Yuvaraj Rajamanickam, Baranwal Arapan, Prince A Amalin, Murugappan M, Mohammed Javeed Shaikh
National Institute of Education, Nanyang Technological University, Singapore 637616, Singapore.
Department of Computer Science and Information Systems, BITS Pilani, Sancoale 403726, Goa, India.
Brain Sci. 2023 Apr 19;13(4):685. doi: 10.3390/brainsci13040685.

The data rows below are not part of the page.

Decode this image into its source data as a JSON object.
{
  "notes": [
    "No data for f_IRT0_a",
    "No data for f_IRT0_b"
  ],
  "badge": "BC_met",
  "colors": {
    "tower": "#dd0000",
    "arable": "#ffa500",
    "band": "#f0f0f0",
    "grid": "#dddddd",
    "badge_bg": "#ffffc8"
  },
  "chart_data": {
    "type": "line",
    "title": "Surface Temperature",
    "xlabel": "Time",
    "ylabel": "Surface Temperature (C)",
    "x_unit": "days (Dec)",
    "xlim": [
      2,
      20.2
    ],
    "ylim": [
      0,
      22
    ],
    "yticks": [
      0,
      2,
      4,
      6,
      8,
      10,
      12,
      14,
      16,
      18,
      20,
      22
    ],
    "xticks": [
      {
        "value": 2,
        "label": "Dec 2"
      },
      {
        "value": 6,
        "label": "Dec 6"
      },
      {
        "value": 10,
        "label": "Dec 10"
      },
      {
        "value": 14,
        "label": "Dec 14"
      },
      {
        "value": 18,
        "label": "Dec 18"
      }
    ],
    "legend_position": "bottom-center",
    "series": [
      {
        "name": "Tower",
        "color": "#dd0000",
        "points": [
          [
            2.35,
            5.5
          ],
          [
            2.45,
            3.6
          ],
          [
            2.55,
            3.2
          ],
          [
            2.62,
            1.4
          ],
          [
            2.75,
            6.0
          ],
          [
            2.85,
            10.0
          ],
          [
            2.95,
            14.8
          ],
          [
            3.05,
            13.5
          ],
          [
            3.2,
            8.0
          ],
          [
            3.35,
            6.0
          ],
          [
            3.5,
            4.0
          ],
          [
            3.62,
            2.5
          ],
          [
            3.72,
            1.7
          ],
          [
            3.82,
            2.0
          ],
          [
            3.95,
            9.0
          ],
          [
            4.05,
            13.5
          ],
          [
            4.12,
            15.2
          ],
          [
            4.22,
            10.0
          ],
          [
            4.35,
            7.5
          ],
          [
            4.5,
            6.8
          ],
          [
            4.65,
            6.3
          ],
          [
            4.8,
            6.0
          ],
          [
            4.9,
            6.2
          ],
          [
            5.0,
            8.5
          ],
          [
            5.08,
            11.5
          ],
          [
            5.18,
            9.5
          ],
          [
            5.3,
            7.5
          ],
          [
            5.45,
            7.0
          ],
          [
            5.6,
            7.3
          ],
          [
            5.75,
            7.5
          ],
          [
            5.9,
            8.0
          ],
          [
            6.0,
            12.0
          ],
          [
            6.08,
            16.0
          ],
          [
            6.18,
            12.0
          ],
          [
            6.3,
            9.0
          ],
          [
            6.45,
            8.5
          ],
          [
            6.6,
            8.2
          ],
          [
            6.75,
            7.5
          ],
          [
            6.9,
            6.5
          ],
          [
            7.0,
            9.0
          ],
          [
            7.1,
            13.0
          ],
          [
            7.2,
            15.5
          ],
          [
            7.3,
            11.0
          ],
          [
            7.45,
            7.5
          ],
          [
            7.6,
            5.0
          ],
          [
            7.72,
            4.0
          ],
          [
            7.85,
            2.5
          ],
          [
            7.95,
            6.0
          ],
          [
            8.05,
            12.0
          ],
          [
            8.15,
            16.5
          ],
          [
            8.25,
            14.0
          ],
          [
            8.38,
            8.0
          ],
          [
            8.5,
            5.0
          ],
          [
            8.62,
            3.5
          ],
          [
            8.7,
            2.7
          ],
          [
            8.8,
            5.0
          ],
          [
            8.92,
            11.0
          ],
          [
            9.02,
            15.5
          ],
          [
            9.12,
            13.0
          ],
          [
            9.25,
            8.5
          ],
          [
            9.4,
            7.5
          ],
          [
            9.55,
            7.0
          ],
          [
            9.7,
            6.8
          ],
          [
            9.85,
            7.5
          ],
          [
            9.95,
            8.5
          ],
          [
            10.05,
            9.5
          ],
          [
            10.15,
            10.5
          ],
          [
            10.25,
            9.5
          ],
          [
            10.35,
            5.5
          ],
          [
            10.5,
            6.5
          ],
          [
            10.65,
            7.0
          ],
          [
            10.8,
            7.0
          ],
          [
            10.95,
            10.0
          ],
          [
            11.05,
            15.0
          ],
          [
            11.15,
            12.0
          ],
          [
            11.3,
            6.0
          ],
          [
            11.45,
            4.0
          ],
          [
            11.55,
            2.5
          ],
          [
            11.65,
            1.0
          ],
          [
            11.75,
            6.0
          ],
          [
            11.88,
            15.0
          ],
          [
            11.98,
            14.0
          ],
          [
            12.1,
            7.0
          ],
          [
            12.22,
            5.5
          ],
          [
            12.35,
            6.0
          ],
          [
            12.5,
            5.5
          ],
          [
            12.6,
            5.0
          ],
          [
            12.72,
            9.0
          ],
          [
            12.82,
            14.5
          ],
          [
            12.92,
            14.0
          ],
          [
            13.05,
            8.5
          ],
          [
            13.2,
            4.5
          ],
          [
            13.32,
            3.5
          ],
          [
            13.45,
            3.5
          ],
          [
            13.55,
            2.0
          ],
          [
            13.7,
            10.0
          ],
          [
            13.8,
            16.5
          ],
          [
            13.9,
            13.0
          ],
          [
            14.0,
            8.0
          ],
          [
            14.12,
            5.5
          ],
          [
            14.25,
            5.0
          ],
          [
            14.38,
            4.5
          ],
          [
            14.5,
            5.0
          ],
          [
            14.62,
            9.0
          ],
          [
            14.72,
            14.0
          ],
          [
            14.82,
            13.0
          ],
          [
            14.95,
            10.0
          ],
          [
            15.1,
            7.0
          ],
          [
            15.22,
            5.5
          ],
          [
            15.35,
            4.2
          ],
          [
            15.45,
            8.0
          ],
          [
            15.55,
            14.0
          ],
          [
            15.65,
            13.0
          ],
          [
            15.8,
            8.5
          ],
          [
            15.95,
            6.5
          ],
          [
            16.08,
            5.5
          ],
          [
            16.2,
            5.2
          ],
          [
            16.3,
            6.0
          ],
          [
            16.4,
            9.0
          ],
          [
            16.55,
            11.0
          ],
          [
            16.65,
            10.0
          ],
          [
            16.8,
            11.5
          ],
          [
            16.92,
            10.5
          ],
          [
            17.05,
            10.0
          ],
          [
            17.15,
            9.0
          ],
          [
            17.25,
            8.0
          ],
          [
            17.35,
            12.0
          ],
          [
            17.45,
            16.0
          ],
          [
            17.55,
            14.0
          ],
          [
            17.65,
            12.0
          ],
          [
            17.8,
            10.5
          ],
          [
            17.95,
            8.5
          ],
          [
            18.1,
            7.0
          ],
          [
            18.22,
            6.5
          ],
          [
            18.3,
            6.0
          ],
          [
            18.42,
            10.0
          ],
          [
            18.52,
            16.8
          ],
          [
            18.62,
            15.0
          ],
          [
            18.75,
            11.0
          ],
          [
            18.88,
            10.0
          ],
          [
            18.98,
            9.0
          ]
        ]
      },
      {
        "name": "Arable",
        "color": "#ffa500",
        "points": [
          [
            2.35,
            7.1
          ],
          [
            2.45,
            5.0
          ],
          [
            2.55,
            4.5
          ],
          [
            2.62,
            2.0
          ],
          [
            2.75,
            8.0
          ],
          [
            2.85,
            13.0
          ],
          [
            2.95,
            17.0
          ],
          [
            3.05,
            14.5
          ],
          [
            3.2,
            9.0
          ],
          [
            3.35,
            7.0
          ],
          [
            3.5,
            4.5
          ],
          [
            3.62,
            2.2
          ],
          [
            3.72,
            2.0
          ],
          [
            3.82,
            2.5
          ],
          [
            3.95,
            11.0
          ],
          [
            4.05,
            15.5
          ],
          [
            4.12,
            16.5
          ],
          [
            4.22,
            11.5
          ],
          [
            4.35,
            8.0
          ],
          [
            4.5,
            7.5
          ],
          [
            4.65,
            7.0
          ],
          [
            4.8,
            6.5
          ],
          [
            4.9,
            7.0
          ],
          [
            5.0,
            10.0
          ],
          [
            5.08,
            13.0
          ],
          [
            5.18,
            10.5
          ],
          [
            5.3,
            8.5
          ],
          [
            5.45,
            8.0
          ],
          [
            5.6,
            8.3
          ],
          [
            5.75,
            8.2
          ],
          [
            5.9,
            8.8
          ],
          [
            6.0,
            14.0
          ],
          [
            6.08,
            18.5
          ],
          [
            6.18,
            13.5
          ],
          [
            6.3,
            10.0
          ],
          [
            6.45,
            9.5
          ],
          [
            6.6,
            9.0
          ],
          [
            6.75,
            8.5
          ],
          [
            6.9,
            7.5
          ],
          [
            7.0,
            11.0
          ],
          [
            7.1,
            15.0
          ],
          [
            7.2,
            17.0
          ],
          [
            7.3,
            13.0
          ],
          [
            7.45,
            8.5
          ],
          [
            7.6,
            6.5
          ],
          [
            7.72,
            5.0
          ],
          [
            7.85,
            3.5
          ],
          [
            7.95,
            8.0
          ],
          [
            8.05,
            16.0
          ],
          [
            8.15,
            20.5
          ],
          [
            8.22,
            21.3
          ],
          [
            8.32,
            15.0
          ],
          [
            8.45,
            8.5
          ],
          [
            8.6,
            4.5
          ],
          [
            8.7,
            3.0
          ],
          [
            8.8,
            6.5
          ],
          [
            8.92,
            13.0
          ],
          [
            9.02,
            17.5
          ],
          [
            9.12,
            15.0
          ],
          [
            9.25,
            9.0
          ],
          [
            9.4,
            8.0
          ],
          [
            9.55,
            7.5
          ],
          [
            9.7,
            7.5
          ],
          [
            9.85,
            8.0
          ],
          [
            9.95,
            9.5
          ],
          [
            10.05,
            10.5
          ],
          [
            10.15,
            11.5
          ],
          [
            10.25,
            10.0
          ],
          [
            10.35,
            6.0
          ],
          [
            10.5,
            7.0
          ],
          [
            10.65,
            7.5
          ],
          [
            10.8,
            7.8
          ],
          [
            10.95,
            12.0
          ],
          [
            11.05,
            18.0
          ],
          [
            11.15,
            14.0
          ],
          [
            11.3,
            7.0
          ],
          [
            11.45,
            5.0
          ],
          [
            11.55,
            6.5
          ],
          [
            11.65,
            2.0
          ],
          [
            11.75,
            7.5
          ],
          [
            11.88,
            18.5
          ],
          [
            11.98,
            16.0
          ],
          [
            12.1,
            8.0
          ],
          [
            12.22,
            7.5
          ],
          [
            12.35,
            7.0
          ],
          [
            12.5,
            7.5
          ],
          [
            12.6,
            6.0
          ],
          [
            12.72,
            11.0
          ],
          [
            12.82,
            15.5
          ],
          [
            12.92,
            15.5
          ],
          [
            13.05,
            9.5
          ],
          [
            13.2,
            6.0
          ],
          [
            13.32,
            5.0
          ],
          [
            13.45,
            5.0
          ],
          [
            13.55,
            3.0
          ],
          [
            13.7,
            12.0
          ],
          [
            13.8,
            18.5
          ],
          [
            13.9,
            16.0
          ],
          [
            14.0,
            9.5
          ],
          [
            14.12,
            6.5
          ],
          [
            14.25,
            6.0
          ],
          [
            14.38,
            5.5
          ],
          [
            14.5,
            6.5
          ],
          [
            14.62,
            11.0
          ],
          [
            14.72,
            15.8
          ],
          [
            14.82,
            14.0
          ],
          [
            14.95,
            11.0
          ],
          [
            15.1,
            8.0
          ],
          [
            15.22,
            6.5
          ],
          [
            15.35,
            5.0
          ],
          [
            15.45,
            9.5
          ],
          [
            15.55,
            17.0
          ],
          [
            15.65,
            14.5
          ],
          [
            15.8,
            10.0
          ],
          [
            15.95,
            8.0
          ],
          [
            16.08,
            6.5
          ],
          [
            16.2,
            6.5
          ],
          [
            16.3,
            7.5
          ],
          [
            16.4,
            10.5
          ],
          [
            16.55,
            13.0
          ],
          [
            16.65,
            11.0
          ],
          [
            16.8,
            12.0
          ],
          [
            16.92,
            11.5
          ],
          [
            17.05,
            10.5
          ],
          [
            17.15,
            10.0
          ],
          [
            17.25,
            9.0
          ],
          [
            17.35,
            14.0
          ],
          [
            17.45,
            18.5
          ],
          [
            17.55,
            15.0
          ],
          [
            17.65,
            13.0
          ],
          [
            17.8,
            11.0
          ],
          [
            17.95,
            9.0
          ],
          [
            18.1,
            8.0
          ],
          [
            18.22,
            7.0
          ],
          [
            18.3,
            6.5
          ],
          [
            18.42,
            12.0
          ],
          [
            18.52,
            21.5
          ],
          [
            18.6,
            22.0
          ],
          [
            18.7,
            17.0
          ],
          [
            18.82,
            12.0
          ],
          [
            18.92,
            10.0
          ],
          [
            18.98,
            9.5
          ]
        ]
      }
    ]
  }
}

The recognition of emotions is one of the most challenging issues in human-computer interaction (HCI). EEG signals are widely adopted as a method for recognizing emotions because of their ease of acquisition, mobility, and convenience. Deep neural networks (DNN) have provided excellent results in emotion recognition studies. Most studies, however, use other methods to extract handcrafted features, such as Pearson correlation coefficient (PCC), Principal Component Analysis, Higuchi Fractal Dimension (HFD), etc., even though DNN is capable of generating meaningful features. Furthermore, most earlier studies largely ignored spatial information between the different channels, focusing mainly on time domain and frequency domain representations. This study utilizes a pre-trained 3D-CNN MobileNet model with transfer learning on the spatio-temporal representation of EEG signals to extract features for emotion recognition. In addition to fully connected layers, hybrid models were explored using other decision layers such as multilayer perceptron (MLP), k-nearest neighbor (KNN), extreme learning machine (ELM), XGBoost (XGB), random forest (RF), and support vector machine (SVM). Additionally, this study investigates the effects of post-processing or filtering output labels. Extensive experiments were conducted on the SJTU Emotion EEG Dataset (SEED) (three classes) and SEED-IV (four classes) datasets, and the results obtained were comparable to the state-of-the-art. Based on the conventional 3D-CNN with ELM classifier, SEED and SEED-IV datasets showed a maximum accuracy of 89.18% and 81.60%, respectively. Post-filtering improved the emotional classification performance in the hybrid 3D-CNN with ELM model for SEED and SEED-IV datasets to 90.85% and 83.71%, respectively. Accordingly, spatial-temporal features extracted from the EEG, along with ensemble classifiers, were found to be the most effective in recognizing emotions compared to state-of-the-art methods.
情感识别是人机交互(HCI)中最具挑战性的问题之一。由于脑电图(EEG)信号易于采集、具有移动性且方便,因此被广泛用作一种情感识别方法。深度神经网络(DNN)在情感识别研究中取得了优异的成果。然而,大多数研究使用其他方法来提取手工特征,如皮尔逊相关系数(PCC)、主成分分析、 Higuchi分形维数(HFD)等,尽管DNN能够生成有意义的特征。此外,大多数早期研究在很大程度上忽略了不同通道之间的空间信息,主要关注时域和频域表示。本研究利用预训练的3D-CNN MobileNet模型,并通过迁移学习对EEG信号的时空表示进行处理,以提取用于情感识别的特征。除了全连接层之外,还探索了使用其他决策层的混合模型,如多层感知器(MLP)、k近邻(KNN)、极限学习机(ELM)、XGBoost(XGB)、随机森林(RF)和支持向量机(SVM)。此外,本研究还调查了后处理或过滤输出标签的效果。在上海交通大学情感EEG数据集(SEED)(三类)和SEED-IV(四类)数据集上进行了广泛的实验,获得的结果与当前最优方法相当。基于传统的带有ELM分类器的3D-CNN,SEED和SEED-IV数据集分别显示出最高89.18%和81.60%的准确率。后过滤将带有ELM模型的混合3D-CNN在SEED和SEED-IV数据集上的情感分类性能分别提高到90.85%和83.71%。因此,与当前最优方法相比,从EEG中提取的时空特征以及集成分类器在情感识别中被发现是最有效的。